AG warns against full public banking inquiry
THE Government has got strong legal advice that a full public inquiry into the banking crisis would potentially jeopardise any court cases against bankers.
A mixture of a private and public investigation is emerging as the most likely outcome of this morning's cabinet discussion on the matter.
Green Party ministers are set to press for a greater public element to the inquiry, within the Oireachtas, in a showdown with their Fianna Fail counterparts today, with the credibility of the junior coalition partners being called into question.
Government sources indicated there may be a commission of investigation set up, to operate in conjunction with an Oireachtas committee and there would be some public hearings.
But it is understood that legal advice from the Attorney General's office warns against a full public inquiry to avoid undermining ongoing probes by the garda fraud squad and the Director of Corporate Enforcement into Anglo Irish bank.
Concerns are also being expressed within government circles about the possible damage to the banking system by a full public inquiry. "All of these issues now go on the page. It's all to play for," a source said.
But the palpable anger of the public at the consequences of the banking crisis is the driving force behind the calls for a mainly public inquiry.
Whether there is enough of a public element to match the Greens' insistence that the inquiry cannot be conducted behind closed doors, as Fianna Fail would prefer, is the key.
Finance Minister Brian Lenihan will outline the format for the investigation this afternoon, when the Dail resumes following the Christmas break.
Taoiseach Brian Cowen would avoid a public grilling over his supervision of the banking sector as Finance Minister if the proposals for a secret inquiry were adopted.
Labour Party leader Eamon Gilmore warned the decision on the inquiry was a vital test for the Greens.
"Anything short of a full and comprehensive inquiry carried out in public, under the direction of an Oireachtas committee will destroy what ever remaining shred of credibility the Greens still have," he said.
Mr Cowen and Green Party leader, Environment Minister John Gormley, met for 50 minutes in Government Buildings yesterday. Among the topics for discussion was the proposed banking inquiry.
Afterwards, the Green Party's spokesman said some progress was made and the proposal would be brought to Cabinet.
Mr Cowen's spokesman also said the banking inquiry issue would now be going to Cabinet for a decision. The banking inquiry decision comes as the head of the country's Commercial Court said he it was "astonishing" that more than €500m in unpaid loans extended to five companies controlled by developer Liam Carroll was secured on a "fairly fragile" form of security.
It emerged yesterday that the security obtained by the bank for loans totalling €550m was in the form of a solicitor's letter of undertaking and the deposit of title deeds.

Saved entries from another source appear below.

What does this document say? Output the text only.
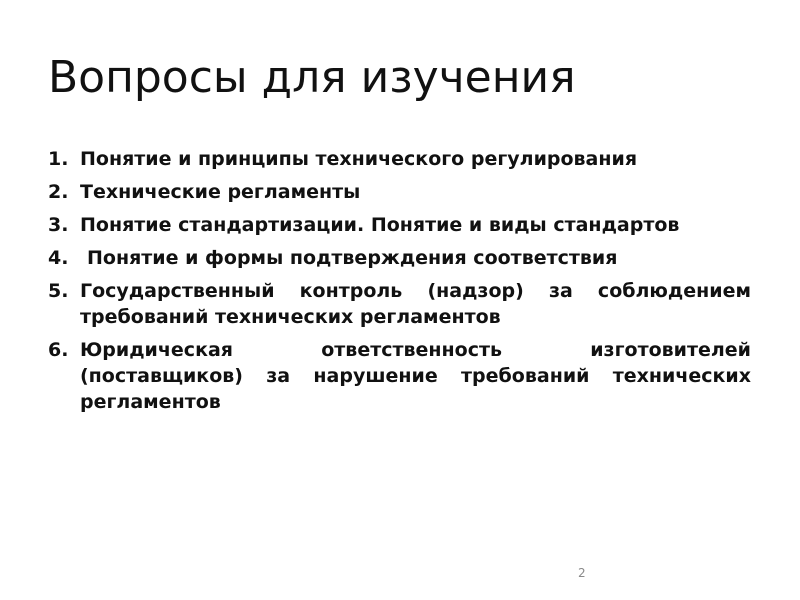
Вопросы для изучения
1. Понятие и принципы технического регулирования
2. Технические регламенты
3. Понятие стандартизации. Понятие и виды стандартов
4. Понятие и формы подтверждения соответствия
5. Государственный контроль (надзор) за соблюдением требований технических регламентов
6. Юридическая ответственность изготовителей (поставщиков) за нарушение требований технических регламентов
2
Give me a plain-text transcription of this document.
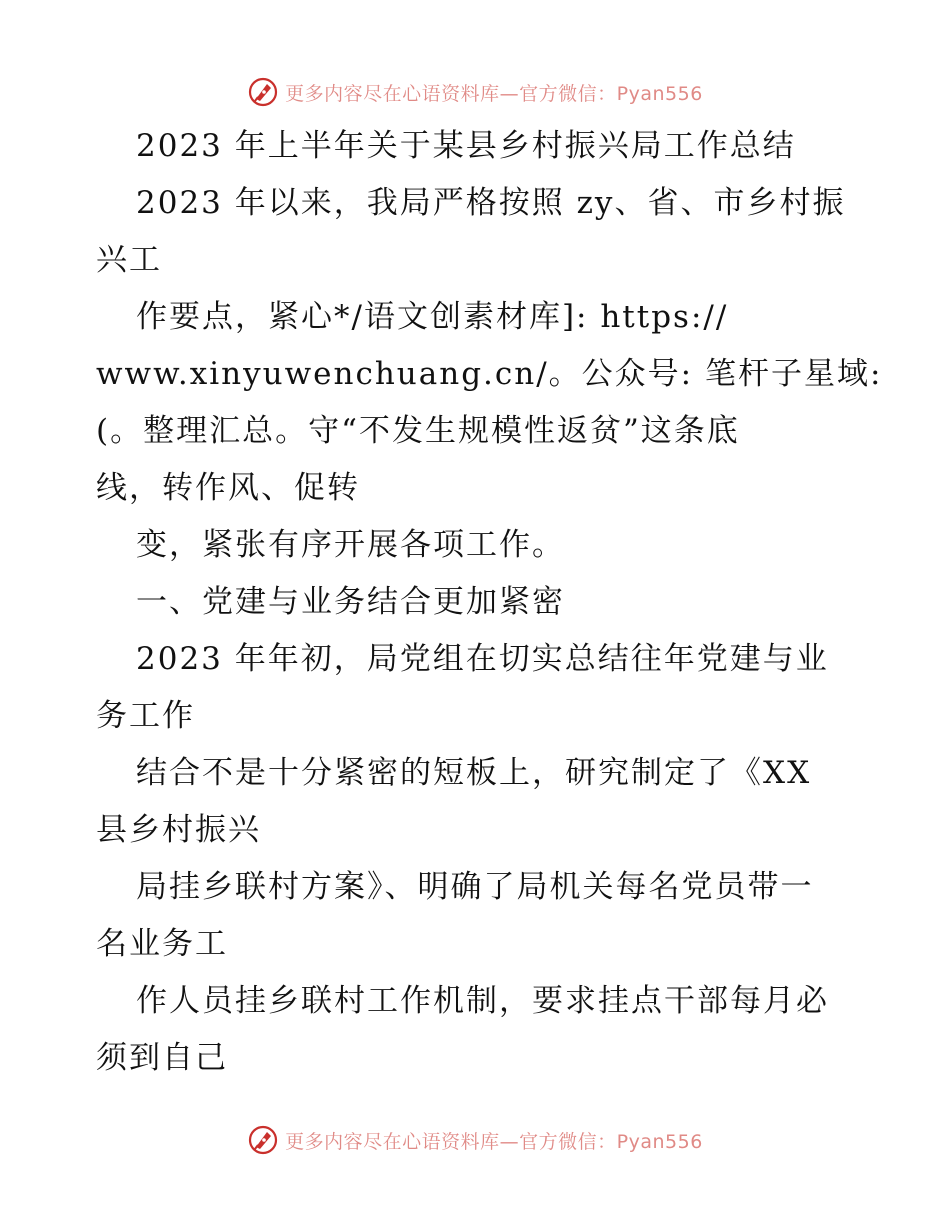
更多内容尽在心语资料库—官方微信：Pyan556
2023 年上半年关于某县乡村振兴局工作总结
2023 年以来，我局严格按照 zy、省、市乡村振
兴工
作要点，紧心*/语文创素材库]: https://
www.xinyuwenchuang.cn/。公众号: 笔杆子星域:
(。整理汇总。守“不发生规模性返贫”这条底
线，转作风、促转
变，紧张有序开展各项工作。
一、党建与业务结合更加紧密
2023 年年初，局党组在切实总结往年党建与业
务工作
结合不是十分紧密的短板上，研究制定了《XX
县乡村振兴
局挂乡联村方案》、明确了局机关每名党员带一
名业务工
作人员挂乡联村工作机制，要求挂点干部每月必
须到自己
更多内容尽在心语资料库—官方微信：Pyan556
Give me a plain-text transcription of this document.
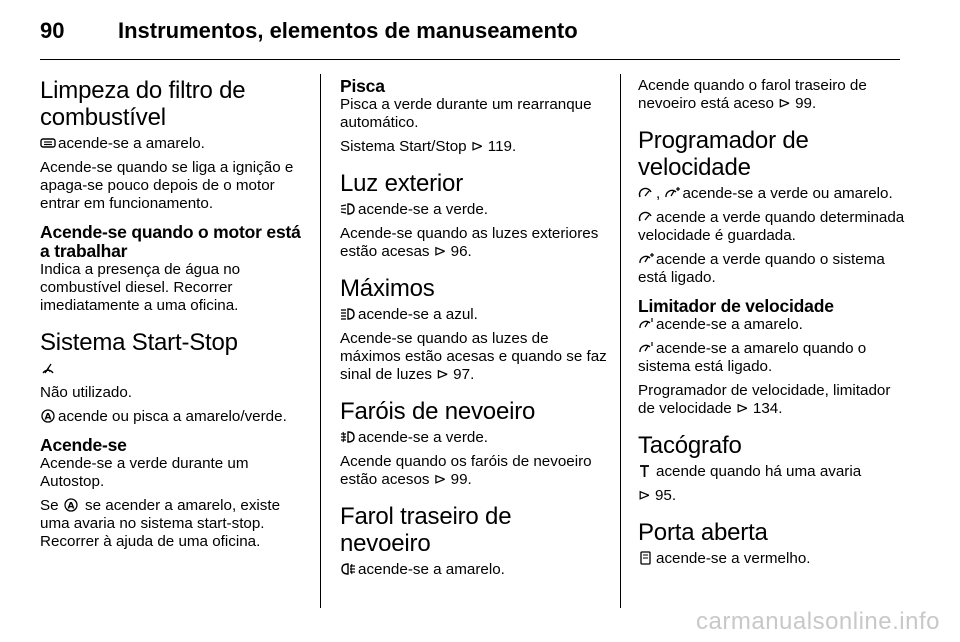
90 Instrumentos, elementos de manuseamento
Limpeza do filtro de combustível

acende-se a amarelo.

Acende-se quando se liga a ignição e apaga-se pouco depois de o motor entrar em funcionamento.

Acende-se quando o motor está a trabalhar

Indica a presença de água no combustível diesel. Recorrer imediatamente a uma oficina.

Sistema Start-Stop

A

Não utilizado.

A acende ou pisca a amarelo/verde.

Acende-se

Acende-se a verde durante um Autostop.

Se A se acender a amarelo, existe uma avaria no sistema start-stop. Recorrer à ajuda de uma oficina.

Pisca

Pisca a verde durante um rearranque automático.

Sistema Start/Stop ⊳ 119.

Luz exterior

acende-se a verde.

Acende-se quando as luzes exteriores estão acesas ⊳ 96.

Máximos

acende-se a azul.

Acende-se quando as luzes de máximos estão acesas e quando se faz sinal de luzes ⊳ 97.

Faróis de nevoeiro

acende-se a verde.

Acende quando os faróis de nevoeiro estão acesos ⊳ 99.

Farol traseiro de nevoeiro

acende-se a amarelo.

Acende quando o farol traseiro de nevoeiro está aceso ⊳ 99.

Programador de velocidade

,
acende-se a verde ou amarelo.

acende a verde quando determinada velocidade é guardada.

acende a verde quando o sistema está ligado.

Limitador de velocidade

acende-se a amarelo.

acende-se a amarelo quando o sistema está ligado.

Programador de velocidade, limitador de velocidade ⊳ 134.

Tacógrafo

acende quando há uma avaria

⊳ 95.

Porta aberta

acende-se a vermelho.

carmanualsonline.info
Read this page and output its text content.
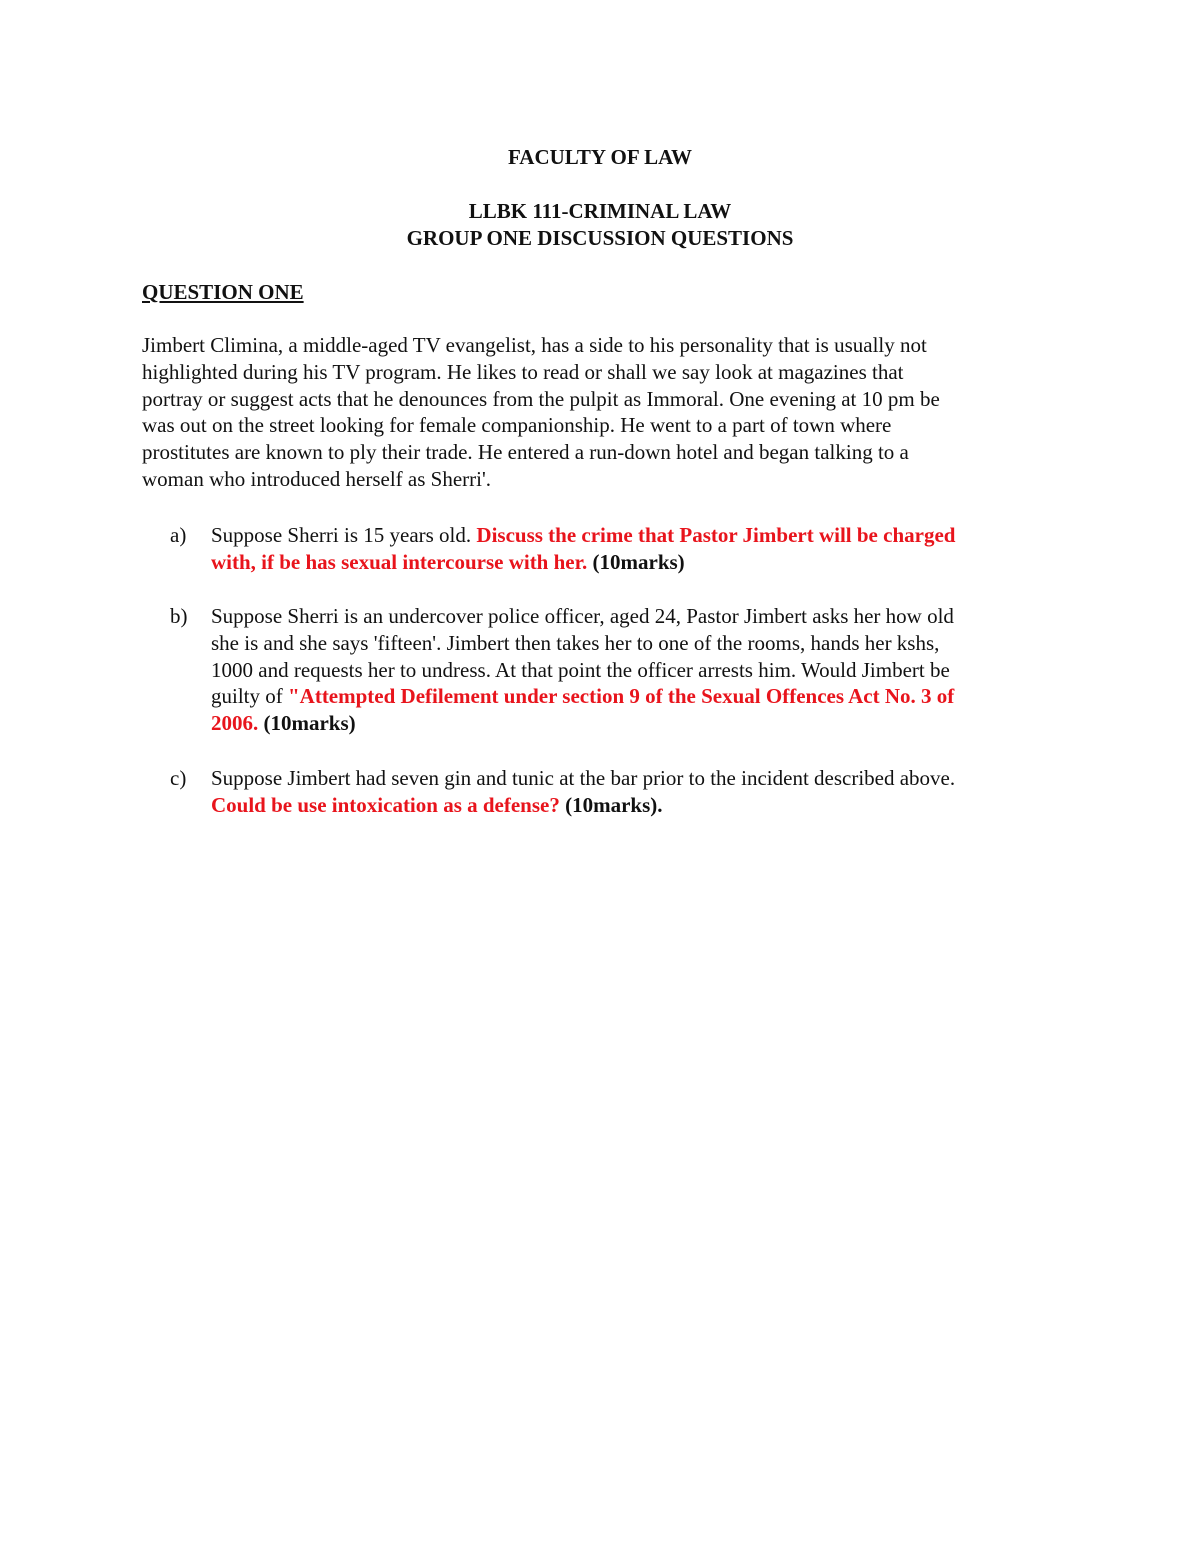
FACULTY OF LAW
LLBK 111-CRIMINAL LAW
GROUP ONE DISCUSSION QUESTIONS
QUESTION ONE

Jimbert Climina, a middle-aged TV evangelist, has a side to his personality that is usually not
highlighted during his TV program. He likes to read or shall we say look at magazines that
portray or suggest acts that he denounces from the pulpit as Immoral. One evening at 10 pm be
was out on the street looking for female companionship. He went to a part of town where
prostitutes are known to ply their trade. He entered a run-down hotel and began talking to a
woman who introduced herself as Sherri'.

a)	Suppose Sherri is 15 years old. Discuss the crime that Pastor Jimbert will be charged
with, if be has sexual intercourse with her. (10marks)
b)	Suppose Sherri is an undercover police officer, aged 24, Pastor Jimbert asks her how old
she is and she says 'fifteen'. Jimbert then takes her to one of the rooms, hands her kshs,
1000 and requests her to undress. At that point the officer arrests him. Would Jimbert be
guilty of "Attempted Defilement under section 9 of the Sexual Offences Act No. 3 of
2006. (10marks)
c)	Suppose Jimbert had seven gin and tunic at the bar prior to the incident described above.
Could be use intoxication as a defense? (10marks).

High Court Judge Mr Justice Peter Kelly described the form of security as fairly fragile and said the arrangement was "a far cry from a legal mortgage".
Yesterday AIB sought to protect its loans by securing "well charging orders" over various lands and properties owned by the developer's companies.
It granted the loans by way of an equitable mortgage, rather than a legal mortgage.
An equitable mortgage is widely perceived to be a weaker form of security for a bank loan.
And draft figures obtained from the High Court reveal a record number of possession cases are expected to go before the High Court this year.
More than 970 new applications for possession orders were made last year compared to 758 in 2008 and 374 in 2007.
The main banks privately fear that negative news coming from a public inquiry in the near-term could spook investors at a time when they are looking to raise billions of euro to rebuild their balance sheets.
It is understood the two main banks have not been asked for, nor given, their views to Government on an inquiry.
"It could prove counterproductive to do so," said one source.
Last week, Bank of Ireland chairman Pat Molloy batted back calls from shareholders for his view on a public inquiry into how the sector was brought to the brink of collapse, saying: "We clearly see that as a matter for the Government, but if there is an inquiry, of course we will co-operate with it fully."
Allied Irish Banks' Dan O'Connor was similarly coy at that group's extraordinary general meeting just before Christmas.
Meanwhile, a senior banking source said: "Most of the people who would contribute most meaningfully to a banking inquiry are no longer working in the sector. Any probe would be pointless if an inquiry wasn't able to call these guys in."